Veterans who were disabled in a non-military setting, i.e., not while in active service, may be eligible for disability benefits even if they are not eligible for VA benefits. Similarly, veterans who are receiving VA benefits because they were injured while serving in the military may not be eligible for Social Security disability (SSD) benefits. Ultimately, it all depends on the veteran meeting eligibility criteria for each type of benefit.
What Are VA Benefits?
VA benefits are available for anyone who was injured or became sick as a result of their military service. It may be because their time in the military made an existing condition more severe, or it developed while on active service or developed after discharge from the military but was judged as being due to conditions while on service.

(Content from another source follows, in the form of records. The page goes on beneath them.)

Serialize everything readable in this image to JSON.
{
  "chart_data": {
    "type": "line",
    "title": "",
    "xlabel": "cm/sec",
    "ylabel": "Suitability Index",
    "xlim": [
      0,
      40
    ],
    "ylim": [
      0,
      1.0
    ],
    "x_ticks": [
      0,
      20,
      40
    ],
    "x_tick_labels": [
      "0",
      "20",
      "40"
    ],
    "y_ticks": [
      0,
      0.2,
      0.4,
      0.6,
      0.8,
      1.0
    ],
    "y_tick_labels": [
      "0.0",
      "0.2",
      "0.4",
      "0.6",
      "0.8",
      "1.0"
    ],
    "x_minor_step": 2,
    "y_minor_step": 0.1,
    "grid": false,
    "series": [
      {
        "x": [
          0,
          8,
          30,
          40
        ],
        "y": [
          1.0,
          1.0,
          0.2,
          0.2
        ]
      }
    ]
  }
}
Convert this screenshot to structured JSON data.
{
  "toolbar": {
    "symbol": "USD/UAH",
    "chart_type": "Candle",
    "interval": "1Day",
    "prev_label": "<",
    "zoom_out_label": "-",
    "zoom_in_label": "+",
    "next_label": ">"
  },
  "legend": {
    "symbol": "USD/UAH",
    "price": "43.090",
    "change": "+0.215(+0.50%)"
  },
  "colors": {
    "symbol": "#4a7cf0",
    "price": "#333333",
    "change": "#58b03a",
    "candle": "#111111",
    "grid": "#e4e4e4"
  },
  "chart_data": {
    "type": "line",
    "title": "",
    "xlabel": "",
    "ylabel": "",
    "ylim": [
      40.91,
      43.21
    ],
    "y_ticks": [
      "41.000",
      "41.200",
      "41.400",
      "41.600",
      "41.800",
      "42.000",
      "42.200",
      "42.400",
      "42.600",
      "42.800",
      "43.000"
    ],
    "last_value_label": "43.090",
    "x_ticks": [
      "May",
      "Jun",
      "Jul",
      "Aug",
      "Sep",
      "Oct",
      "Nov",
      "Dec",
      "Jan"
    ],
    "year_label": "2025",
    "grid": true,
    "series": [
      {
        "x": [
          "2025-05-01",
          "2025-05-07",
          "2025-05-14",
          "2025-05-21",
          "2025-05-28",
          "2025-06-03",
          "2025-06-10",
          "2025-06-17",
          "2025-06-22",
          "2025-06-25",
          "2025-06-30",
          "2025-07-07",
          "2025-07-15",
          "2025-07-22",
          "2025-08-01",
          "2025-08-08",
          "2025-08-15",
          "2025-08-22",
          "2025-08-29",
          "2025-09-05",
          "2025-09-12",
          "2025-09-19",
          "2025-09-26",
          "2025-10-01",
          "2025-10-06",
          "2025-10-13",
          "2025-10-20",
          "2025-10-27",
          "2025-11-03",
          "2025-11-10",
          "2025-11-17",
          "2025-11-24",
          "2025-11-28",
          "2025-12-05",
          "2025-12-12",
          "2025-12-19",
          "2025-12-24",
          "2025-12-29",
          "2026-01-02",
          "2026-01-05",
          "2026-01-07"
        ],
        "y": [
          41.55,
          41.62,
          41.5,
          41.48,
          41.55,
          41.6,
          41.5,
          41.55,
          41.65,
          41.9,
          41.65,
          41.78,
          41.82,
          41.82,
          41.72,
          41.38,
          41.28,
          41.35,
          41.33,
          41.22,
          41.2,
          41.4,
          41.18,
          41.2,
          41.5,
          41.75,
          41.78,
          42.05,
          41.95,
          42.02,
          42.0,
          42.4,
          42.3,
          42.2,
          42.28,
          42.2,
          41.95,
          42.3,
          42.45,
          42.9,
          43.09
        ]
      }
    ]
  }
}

VA benefits may be for physical disabilities such as a back or brain injuries or for mental or psychological disabilities such as Post Traumatic Stress Disorder (PTSD).

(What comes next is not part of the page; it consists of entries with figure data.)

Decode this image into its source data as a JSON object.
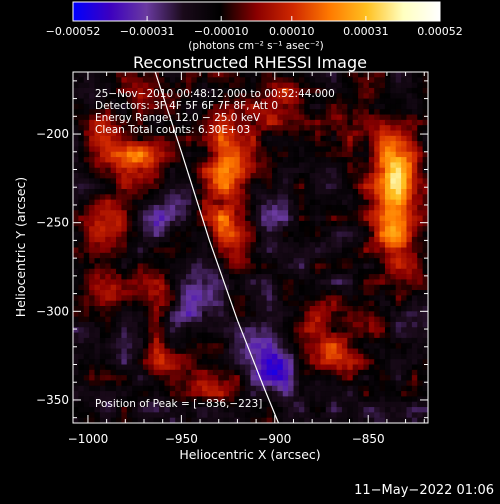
{
  "chart_data": {
    "type": "heatmap",
    "title": "Reconstructed RHESSI Image",
    "xlabel": "Heliocentric X (arcsec)",
    "ylabel": "Heliocentric Y (arcsec)",
    "xlim": [
      -1008,
      -818
    ],
    "ylim": [
      -363,
      -165
    ],
    "x_ticks": [
      -1000,
      -950,
      -900,
      -850
    ],
    "y_ticks": [
      -200,
      -250,
      -300,
      -350
    ],
    "x_tick_labels": [
      "−1000",
      "−950",
      "−900",
      "−850"
    ],
    "y_tick_labels": [
      "−200",
      "−250",
      "−300",
      "−350"
    ],
    "colorbar": {
      "range": [
        -0.00052,
        0.00052
      ],
      "ticks": [
        -0.00052,
        -0.00031,
        -0.0001,
        0.0001,
        0.00031,
        0.00052
      ],
      "tick_labels": [
        "−0.00052",
        "−0.00031",
        "−0.00010",
        "0.00010",
        "0.00031",
        "0.00052"
      ],
      "unit_label": "(photons cm⁻² s⁻¹ asec⁻²)",
      "colormap": [
        "#0000ff",
        "#3c00c0",
        "#6a3aa0",
        "#1a0a1a",
        "#000000",
        "#8a0000",
        "#d02800",
        "#ff7a00",
        "#ffc020",
        "#ffffc0",
        "#ffffff"
      ]
    },
    "info_lines": [
      "25−Nov−2010 00:48:12.000 to 00:52:44.000",
      "Detectors: 3F 4F 5F 6F 7F 8F, Att 0",
      "Energy Range: 12.0 − 25.0 keV",
      "Clean     Total counts: 6.30E+03"
    ],
    "peak_label": "Position of Peak = [−836,−223]",
    "peak": [
      -836,
      -223
    ],
    "limb": [
      [
        -964,
        -165
      ],
      [
        -950,
        -210
      ],
      [
        -935,
        -260
      ],
      [
        -920,
        -305
      ],
      [
        -905,
        -345
      ],
      [
        -898,
        -363
      ]
    ],
    "sources": [
      {
        "x": -836,
        "y": -223,
        "amp": 0.00052,
        "sx": 9,
        "sy": 18
      },
      {
        "x": -835,
        "y": -262,
        "amp": 0.0003,
        "sx": 8,
        "sy": 12
      },
      {
        "x": -925,
        "y": -215,
        "amp": 0.00034,
        "sx": 9,
        "sy": 24
      },
      {
        "x": -922,
        "y": -260,
        "amp": 0.00026,
        "sx": 9,
        "sy": 14
      },
      {
        "x": -975,
        "y": -215,
        "amp": 0.0003,
        "sx": 13,
        "sy": 10
      },
      {
        "x": -990,
        "y": -250,
        "amp": 0.00022,
        "sx": 8,
        "sy": 10
      },
      {
        "x": -985,
        "y": -285,
        "amp": 0.00014,
        "sx": 10,
        "sy": 8
      },
      {
        "x": -962,
        "y": -290,
        "amp": 0.00022,
        "sx": 6,
        "sy": 9
      },
      {
        "x": -960,
        "y": -325,
        "amp": 0.00017,
        "sx": 8,
        "sy": 8
      },
      {
        "x": -870,
        "y": -325,
        "amp": 0.00026,
        "sx": 10,
        "sy": 10
      },
      {
        "x": -880,
        "y": -300,
        "amp": 0.00018,
        "sx": 8,
        "sy": 9
      },
      {
        "x": -850,
        "y": -305,
        "amp": 0.00018,
        "sx": 7,
        "sy": 10
      },
      {
        "x": -935,
        "y": -340,
        "amp": 0.0002,
        "sx": 11,
        "sy": 7
      },
      {
        "x": -895,
        "y": -185,
        "amp": 0.00022,
        "sx": 9,
        "sy": 12
      },
      {
        "x": -860,
        "y": -190,
        "amp": 0.00018,
        "sx": 8,
        "sy": 10
      },
      {
        "x": -965,
        "y": -180,
        "amp": 0.00014,
        "sx": 10,
        "sy": 9
      },
      {
        "x": -995,
        "y": -195,
        "amp": 0.00016,
        "sx": 6,
        "sy": 8
      },
      {
        "x": -940,
        "y": -290,
        "amp": -0.0002,
        "sx": 10,
        "sy": 12
      },
      {
        "x": -900,
        "y": -330,
        "amp": -0.00026,
        "sx": 10,
        "sy": 10
      },
      {
        "x": -905,
        "y": -250,
        "amp": -0.00016,
        "sx": 8,
        "sy": 12
      },
      {
        "x": -960,
        "y": -245,
        "amp": -0.00012,
        "sx": 8,
        "sy": 10
      }
    ],
    "background_level": -0.00015,
    "noise_level": 0.00011,
    "grid": false
  },
  "footer": {
    "timestamp": "11−May−2022 01:06"
  }
}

What Are Social Security Disability Benefits?
SSD benefits are paid to those who meet the specific criteria set by the Social Security Administration (SSA). Applicants must have accumulated sufficient work credits through past employment and be unable to continue working for at least the next 12 months or are likely to die within that time period. Applicants’ disabilities must also match the criteria for SSD benefits’ eligibility as established by medical evidence as well as a comparison with the appropriate listing in the SSA’s Blue Book.
Which Is Right For Me?
You are entitled to apply for both types of benefits—VA and SSD—independently. The fact that you can receive VA benefit payments will not affect your right to receive disability benefits. The main difference between these two types of benefits is that VA benefits are only available to those applicants whose disability was directly—or indirectly—due to their time serving in the military, while Social Security disability (SSD) payments are not affected by military service, so if the veteran developed a disability at any period of their lives in a non-military situation, they are still potentially eligible for a Social Security disability benefit. The SSA will consider other factors such as time spent working as well as paying contributions to Social Security and the severity of the disability.
Get Help With An SSD Claim
If you have a severe disability and have served in the military on active service, you may be able to apply for two separate types of benefits. If eligible, as judged by Veterans Affairs and the Social Security Administration, both federal government agencies, you may be able to receive both payments independently without either one affecting the other’s eligibility.
Applying for disability benefits can be a challenging and confusing experience, and you may find that your application for one benefit is initially rejected while the other is accepted. Because of the importance of providing sufficient evidence for both types of benefits, it can help to use the legal expertise of a disability attorney at any stage of the application process.